From export to insight
Similarity search, few-shot segmentation, change detection, and PCA exploration are simple operations on standard raster data that run in seconds. The power comes from the embeddings: learned representations that compress earth observation data into vectors capturing rich information about each location from many sensors and millions of training examples.
Custom embedding exports are available now. Create a project, configure an embeddings model, and compute your embeddings. The exported GeoTIFF works with any geospatial tool: QGIS, GDAL, rasterio, or your own scripts. For end-to-end code reproducing the examples in this post, see the embeddings tutorial, which includes working code for similarity search, few-shot segmentation, change detection, and PCA visualization. To get hands-on without any local setup, try the Colab notebook.
Going further: fine-tuning
The examples in this post all use frozen embeddings with no task-specific training.
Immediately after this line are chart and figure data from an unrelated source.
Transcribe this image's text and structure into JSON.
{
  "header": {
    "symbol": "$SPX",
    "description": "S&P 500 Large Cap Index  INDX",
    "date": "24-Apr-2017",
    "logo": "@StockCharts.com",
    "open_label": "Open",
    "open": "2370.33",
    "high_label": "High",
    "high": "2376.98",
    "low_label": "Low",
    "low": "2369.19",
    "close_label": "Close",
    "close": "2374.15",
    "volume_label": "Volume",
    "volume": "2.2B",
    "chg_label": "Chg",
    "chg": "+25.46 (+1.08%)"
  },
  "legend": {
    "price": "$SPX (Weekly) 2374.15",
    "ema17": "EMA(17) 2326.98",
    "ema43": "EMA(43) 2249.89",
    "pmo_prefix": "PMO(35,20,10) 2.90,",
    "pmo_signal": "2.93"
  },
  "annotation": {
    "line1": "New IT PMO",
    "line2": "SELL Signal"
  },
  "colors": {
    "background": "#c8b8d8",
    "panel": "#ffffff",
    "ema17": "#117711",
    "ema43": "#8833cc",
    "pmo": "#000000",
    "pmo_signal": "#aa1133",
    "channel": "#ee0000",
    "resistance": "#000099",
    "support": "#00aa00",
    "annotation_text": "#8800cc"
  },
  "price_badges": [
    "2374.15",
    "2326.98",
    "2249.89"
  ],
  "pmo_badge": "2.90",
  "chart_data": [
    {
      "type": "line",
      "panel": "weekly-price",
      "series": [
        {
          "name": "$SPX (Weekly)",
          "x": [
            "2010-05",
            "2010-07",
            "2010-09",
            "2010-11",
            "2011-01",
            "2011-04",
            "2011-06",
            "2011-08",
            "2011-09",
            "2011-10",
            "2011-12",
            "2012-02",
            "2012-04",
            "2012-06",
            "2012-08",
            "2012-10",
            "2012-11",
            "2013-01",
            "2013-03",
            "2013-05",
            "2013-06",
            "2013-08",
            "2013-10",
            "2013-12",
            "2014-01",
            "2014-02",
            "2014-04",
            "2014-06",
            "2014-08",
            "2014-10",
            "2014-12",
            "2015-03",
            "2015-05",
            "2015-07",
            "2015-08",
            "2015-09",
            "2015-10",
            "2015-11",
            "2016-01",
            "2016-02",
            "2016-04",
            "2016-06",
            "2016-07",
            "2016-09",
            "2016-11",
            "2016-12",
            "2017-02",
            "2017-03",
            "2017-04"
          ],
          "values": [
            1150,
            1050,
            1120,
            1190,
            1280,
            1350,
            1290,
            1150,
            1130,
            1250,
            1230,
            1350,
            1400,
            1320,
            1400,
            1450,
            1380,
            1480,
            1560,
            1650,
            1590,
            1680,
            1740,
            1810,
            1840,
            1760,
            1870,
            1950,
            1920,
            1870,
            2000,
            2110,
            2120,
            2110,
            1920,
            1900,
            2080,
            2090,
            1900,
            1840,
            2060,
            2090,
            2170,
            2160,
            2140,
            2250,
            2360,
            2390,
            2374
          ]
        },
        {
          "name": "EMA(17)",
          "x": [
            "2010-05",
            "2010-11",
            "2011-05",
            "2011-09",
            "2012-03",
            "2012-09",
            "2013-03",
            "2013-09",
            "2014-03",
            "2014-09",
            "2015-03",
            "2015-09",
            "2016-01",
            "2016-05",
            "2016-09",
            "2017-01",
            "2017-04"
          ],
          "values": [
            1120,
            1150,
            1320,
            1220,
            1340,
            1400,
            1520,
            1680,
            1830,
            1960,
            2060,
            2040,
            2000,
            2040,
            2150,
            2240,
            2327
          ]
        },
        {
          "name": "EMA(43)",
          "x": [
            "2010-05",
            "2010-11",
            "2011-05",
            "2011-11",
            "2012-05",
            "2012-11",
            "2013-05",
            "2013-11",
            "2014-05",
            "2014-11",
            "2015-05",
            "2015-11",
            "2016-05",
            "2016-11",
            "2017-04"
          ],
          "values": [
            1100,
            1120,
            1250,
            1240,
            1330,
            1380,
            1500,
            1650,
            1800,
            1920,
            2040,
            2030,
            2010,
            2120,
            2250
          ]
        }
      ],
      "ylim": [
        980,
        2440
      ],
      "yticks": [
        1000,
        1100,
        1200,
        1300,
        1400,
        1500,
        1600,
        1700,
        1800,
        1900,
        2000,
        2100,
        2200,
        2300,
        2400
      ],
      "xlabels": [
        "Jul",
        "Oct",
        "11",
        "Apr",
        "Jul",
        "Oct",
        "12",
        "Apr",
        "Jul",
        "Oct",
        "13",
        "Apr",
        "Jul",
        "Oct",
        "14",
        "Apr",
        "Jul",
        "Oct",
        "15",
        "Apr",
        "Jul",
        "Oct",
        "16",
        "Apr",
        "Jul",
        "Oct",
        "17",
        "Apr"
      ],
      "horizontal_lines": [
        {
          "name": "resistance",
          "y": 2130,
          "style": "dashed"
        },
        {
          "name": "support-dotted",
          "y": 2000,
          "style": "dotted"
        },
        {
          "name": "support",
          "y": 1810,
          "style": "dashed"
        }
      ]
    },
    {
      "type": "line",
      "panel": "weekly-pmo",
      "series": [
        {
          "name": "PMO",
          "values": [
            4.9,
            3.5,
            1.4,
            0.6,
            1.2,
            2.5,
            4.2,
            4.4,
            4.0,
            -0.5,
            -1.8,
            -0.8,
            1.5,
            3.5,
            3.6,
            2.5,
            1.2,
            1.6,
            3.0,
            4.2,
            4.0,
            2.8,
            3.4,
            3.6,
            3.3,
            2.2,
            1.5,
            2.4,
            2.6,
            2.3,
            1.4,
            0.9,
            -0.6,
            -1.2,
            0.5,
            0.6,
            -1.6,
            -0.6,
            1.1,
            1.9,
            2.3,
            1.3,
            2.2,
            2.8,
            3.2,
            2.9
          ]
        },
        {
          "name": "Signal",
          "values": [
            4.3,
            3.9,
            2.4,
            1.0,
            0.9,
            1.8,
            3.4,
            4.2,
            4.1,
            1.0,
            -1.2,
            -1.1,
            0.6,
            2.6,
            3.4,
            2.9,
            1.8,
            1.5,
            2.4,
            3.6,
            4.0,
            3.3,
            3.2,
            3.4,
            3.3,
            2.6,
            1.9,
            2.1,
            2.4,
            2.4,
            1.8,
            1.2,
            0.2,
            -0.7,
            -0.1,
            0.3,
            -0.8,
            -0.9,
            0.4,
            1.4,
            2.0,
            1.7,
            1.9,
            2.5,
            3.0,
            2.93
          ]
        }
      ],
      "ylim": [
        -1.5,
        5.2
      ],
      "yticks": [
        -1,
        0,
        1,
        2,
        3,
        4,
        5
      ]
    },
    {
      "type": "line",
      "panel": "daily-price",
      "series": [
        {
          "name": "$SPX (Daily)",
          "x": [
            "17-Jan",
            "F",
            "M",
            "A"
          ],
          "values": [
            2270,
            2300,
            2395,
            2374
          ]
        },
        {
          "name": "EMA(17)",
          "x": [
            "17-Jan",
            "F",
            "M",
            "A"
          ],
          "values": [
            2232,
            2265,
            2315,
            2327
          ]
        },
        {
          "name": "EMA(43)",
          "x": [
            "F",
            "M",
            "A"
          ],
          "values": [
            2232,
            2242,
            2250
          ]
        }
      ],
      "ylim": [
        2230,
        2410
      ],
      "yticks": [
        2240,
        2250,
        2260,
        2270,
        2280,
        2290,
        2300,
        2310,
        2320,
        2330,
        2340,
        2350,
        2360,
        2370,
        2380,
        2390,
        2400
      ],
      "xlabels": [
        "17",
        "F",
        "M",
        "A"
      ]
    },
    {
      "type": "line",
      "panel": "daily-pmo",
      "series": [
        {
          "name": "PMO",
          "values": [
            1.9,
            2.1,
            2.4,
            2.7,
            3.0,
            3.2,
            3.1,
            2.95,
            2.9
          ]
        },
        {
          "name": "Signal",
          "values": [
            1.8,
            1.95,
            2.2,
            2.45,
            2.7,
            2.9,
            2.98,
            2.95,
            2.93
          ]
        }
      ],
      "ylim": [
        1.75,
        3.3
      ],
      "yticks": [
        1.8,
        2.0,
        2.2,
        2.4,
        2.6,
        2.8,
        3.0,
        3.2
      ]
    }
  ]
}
Embeddings are a great entry point for leveraging OlmoEarth: they enable fast, cost-effective generation of results, work well in resource-constrained environments, and are easy to share. For applications that require higher performance, OlmoEarth Studio also supports SFT, training a task-specific model head on your own labels, which typically outperforms linear probes on frozen features.
Limitations
While we are always working to improve our pretraining approaches, it's important to check the quality of the embeddings for your use case using some of the techniques described above. Performance also depends on the quality of the input imagery—persistent cloud cover, atmospheric artifacts, or missing observations in the composite period can affect the resulting vectors.